# Walter Shu Iv Dividing Head



## Lornie McCullough (Dec 1, 2016)

I recently acquired this dividing head (rotary table?) without any dividing plates or instruction manual. It appears to be a wonderful piece of equipment.....

Can you help me find an instruction manual/parts list for it. Thank  you.

Lornie


----------



## royesses (Dec 4, 2016)

Found this indexing chart for it:
http://www.practicalmachinist.com/vb/general/walter-dividing-head-indexing-plates-question-284101/

I'm still looking for more.


----------



## Lornie McCullough (Dec 6, 2016)

Thank you royesses........I believe there should be a means of making the head freewheel, and perhaps also a way of adjusting the head-locking lever. Right now the head-locking lever bumps into the dividing plate area..... I'm a bit confused about how to use this piece of equipment.


----------



## royesses (Dec 6, 2016)

I'm not having much luck finding info on the dividing head. You might try emailing the manufacturer for any operating manuals they have:
http://www.walter-praezision.de/history.html


----------



## Lornie McCullough (Dec 9, 2016)

Thank you again royesses...... I got a reply and an exploded diagram from the walter-praeziaion.de link. It is a great help!

Lornie


----------



## royesses (Dec 9, 2016)

Lornie McCullough said:


> Thank you again royesses...... I got a reply and an exploded diagram from the walter-praeziaion.de link. It is a great help!
> 
> Lornie



That is great. It looks like an expensive high quality dividing head.


----------



## keeena (Mar 16, 2020)

I recently got a Walter HU-80 dividing head as part of a mill purchase. Just wanted to say thanks for sharing this lead; I just emailed them to see if I could get a copy of the manual.


----------



## brino (Mar 17, 2020)

keeena said:


> I recently got a Walter HU-80 dividing head as part of a mill purchase. Just wanted to say thanks for sharing this lead; I just emailed them to see if I could get a copy of the manual.

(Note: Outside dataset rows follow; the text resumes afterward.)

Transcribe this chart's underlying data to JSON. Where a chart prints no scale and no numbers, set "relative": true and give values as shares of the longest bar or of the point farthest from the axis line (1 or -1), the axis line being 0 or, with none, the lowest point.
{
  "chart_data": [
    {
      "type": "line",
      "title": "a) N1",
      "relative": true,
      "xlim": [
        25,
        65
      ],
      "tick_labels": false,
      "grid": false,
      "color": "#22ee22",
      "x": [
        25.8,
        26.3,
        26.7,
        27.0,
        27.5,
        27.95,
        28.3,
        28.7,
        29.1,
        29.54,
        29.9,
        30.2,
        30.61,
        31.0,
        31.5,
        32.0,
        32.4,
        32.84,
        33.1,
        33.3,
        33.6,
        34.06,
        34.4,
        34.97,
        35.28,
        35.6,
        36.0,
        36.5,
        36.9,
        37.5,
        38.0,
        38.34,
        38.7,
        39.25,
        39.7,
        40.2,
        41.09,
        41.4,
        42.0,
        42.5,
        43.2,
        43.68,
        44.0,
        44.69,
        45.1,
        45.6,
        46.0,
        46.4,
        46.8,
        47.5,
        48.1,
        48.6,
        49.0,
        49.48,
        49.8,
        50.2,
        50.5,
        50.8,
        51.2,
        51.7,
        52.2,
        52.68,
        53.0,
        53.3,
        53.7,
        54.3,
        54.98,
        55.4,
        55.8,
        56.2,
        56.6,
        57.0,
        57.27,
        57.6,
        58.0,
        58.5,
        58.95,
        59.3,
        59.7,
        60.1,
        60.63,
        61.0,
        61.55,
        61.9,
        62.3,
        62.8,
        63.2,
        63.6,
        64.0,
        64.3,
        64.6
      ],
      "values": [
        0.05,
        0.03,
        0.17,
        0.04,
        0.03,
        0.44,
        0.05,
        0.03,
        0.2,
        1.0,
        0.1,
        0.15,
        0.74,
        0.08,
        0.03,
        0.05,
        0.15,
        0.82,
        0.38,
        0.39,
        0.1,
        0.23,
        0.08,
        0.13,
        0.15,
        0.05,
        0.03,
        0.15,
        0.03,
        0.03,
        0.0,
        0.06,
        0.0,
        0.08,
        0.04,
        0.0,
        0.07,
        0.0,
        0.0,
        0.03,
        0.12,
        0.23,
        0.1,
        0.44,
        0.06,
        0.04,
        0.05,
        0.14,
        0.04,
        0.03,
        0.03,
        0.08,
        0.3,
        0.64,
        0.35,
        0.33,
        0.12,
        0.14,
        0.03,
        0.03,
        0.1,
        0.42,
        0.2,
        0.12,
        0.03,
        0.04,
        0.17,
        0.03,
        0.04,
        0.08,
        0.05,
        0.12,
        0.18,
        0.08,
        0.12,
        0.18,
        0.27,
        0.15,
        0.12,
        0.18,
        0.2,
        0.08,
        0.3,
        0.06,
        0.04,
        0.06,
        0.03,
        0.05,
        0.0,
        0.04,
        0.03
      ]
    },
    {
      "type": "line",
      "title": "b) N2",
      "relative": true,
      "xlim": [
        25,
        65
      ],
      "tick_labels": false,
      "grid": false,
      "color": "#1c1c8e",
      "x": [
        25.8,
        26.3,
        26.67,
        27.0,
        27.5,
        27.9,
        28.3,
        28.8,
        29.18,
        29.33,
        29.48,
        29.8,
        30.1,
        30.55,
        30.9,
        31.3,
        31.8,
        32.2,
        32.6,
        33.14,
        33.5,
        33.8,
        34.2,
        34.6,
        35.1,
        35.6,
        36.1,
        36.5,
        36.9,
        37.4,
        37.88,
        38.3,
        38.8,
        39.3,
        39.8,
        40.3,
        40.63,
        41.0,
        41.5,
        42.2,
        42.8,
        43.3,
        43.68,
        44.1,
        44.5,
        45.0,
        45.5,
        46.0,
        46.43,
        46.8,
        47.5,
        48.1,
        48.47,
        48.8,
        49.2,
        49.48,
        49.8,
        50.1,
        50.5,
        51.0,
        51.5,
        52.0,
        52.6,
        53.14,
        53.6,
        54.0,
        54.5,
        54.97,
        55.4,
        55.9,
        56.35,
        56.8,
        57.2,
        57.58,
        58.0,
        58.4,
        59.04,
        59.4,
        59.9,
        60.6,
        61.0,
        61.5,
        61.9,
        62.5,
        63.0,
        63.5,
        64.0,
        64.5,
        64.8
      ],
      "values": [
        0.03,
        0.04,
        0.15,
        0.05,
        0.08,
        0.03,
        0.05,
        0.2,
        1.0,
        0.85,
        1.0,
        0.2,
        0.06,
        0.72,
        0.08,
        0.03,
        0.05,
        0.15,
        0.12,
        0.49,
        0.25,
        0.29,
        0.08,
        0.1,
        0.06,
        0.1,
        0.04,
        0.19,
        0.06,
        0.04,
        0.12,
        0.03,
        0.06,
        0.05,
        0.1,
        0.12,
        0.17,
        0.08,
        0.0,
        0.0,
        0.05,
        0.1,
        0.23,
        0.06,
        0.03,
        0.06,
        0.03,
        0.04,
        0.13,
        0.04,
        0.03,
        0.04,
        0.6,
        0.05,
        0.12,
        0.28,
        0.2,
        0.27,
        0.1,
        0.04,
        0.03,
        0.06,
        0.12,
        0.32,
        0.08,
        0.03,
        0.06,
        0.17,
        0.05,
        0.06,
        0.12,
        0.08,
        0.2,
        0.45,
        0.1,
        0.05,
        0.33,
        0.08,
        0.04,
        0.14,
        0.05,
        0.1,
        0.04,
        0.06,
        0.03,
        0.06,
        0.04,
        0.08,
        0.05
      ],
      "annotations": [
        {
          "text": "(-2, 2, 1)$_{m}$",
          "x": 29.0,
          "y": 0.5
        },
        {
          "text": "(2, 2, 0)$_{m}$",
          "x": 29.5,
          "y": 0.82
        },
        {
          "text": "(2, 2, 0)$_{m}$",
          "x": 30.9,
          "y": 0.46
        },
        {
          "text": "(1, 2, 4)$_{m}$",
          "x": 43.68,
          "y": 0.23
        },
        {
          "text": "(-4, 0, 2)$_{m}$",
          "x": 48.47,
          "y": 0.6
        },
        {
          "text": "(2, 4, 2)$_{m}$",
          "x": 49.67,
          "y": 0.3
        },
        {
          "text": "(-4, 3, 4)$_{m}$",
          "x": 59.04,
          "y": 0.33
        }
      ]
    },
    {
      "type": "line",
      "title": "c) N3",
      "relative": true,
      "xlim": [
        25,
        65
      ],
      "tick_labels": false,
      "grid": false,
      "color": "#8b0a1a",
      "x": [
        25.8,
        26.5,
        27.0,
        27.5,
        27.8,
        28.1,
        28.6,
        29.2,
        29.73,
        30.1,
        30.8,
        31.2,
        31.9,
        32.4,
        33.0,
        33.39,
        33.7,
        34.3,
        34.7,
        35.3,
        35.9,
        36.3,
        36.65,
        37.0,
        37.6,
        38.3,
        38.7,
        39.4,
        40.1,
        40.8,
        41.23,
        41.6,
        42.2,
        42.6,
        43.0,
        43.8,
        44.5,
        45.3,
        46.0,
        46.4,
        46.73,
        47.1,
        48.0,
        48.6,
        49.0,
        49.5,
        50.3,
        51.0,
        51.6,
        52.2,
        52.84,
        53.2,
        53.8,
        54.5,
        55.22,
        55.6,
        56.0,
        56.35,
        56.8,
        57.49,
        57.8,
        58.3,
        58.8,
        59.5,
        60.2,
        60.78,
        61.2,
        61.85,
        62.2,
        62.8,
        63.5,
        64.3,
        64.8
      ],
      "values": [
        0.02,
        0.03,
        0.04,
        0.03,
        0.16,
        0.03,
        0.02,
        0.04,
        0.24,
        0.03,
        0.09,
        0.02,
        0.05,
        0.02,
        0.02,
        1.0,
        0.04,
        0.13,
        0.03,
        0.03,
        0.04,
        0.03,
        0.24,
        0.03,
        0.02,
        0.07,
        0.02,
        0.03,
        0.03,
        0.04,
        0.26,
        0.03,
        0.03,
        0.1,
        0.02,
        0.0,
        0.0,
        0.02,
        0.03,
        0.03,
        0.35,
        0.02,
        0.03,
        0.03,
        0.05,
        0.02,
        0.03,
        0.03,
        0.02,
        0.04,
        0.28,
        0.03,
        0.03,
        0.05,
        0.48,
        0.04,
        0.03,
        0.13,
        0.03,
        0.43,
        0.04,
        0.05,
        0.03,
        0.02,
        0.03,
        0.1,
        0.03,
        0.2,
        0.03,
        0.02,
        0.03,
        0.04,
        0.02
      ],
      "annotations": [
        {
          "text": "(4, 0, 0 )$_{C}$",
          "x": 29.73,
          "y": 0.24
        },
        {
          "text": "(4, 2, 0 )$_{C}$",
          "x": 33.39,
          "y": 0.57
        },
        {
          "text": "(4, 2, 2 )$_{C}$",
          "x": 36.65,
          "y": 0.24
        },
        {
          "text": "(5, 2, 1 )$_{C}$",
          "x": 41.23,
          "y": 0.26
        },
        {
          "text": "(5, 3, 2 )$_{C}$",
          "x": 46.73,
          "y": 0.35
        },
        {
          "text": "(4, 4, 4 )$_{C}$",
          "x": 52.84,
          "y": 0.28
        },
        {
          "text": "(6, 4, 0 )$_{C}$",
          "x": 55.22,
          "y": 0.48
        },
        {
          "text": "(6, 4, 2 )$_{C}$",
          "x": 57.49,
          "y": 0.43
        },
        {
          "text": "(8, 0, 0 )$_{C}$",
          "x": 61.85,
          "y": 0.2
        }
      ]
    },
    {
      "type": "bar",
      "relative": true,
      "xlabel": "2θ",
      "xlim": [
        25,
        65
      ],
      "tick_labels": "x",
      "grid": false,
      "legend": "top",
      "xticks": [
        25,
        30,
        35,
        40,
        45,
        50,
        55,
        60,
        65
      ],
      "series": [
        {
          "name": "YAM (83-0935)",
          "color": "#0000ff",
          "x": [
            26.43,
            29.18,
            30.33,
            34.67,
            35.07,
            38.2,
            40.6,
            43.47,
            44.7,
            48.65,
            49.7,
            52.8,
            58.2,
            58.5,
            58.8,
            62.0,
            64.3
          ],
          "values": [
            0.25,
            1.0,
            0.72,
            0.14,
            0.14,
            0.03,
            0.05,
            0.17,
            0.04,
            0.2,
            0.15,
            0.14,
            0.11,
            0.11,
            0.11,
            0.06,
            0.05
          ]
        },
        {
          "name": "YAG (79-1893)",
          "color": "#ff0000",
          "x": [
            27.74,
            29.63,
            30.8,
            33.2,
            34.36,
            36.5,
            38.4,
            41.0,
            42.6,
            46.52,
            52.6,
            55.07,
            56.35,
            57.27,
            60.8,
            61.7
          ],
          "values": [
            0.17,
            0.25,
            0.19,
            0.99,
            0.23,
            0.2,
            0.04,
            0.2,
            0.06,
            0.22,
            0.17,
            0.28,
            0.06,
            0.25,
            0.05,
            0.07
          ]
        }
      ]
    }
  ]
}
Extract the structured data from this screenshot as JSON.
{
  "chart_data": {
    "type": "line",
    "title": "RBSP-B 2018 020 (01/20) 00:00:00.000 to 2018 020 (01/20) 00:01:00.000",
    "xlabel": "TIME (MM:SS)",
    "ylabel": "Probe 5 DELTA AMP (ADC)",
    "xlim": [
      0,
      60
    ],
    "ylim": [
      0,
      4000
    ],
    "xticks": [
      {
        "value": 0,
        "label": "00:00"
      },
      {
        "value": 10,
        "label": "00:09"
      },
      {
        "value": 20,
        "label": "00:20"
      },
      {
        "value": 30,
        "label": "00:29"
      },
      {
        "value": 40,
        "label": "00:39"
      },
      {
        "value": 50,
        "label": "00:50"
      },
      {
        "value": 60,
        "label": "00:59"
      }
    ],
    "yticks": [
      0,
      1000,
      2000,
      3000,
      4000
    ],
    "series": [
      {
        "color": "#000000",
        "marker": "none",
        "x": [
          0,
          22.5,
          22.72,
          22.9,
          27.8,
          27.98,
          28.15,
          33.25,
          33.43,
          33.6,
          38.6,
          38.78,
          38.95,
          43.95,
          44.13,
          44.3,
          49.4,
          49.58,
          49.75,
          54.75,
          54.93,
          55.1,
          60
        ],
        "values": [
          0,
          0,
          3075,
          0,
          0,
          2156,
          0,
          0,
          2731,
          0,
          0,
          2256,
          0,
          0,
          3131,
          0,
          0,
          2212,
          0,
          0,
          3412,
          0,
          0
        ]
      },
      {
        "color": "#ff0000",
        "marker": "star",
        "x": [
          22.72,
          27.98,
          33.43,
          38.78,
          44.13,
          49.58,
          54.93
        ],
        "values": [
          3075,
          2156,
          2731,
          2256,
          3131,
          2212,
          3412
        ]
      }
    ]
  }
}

If you get one, is that something you attached here or put in our downloads location?
That could help others.

-brino


----------



## keeena (Mar 17, 2020)

Absolutely - will do


----------



## keeena (Oct 25, 2021)

@Lornie - what is the model of that dividing head?

These popped up on eBay (link) - they look like they would be for a Walter SHU IV (aka SHU 4). They are a slight bit smaller than what is used on the Walter SH-80, but otherwise look identical in other respects.

The hole pattern matches the info on this Walter brochure: link


----------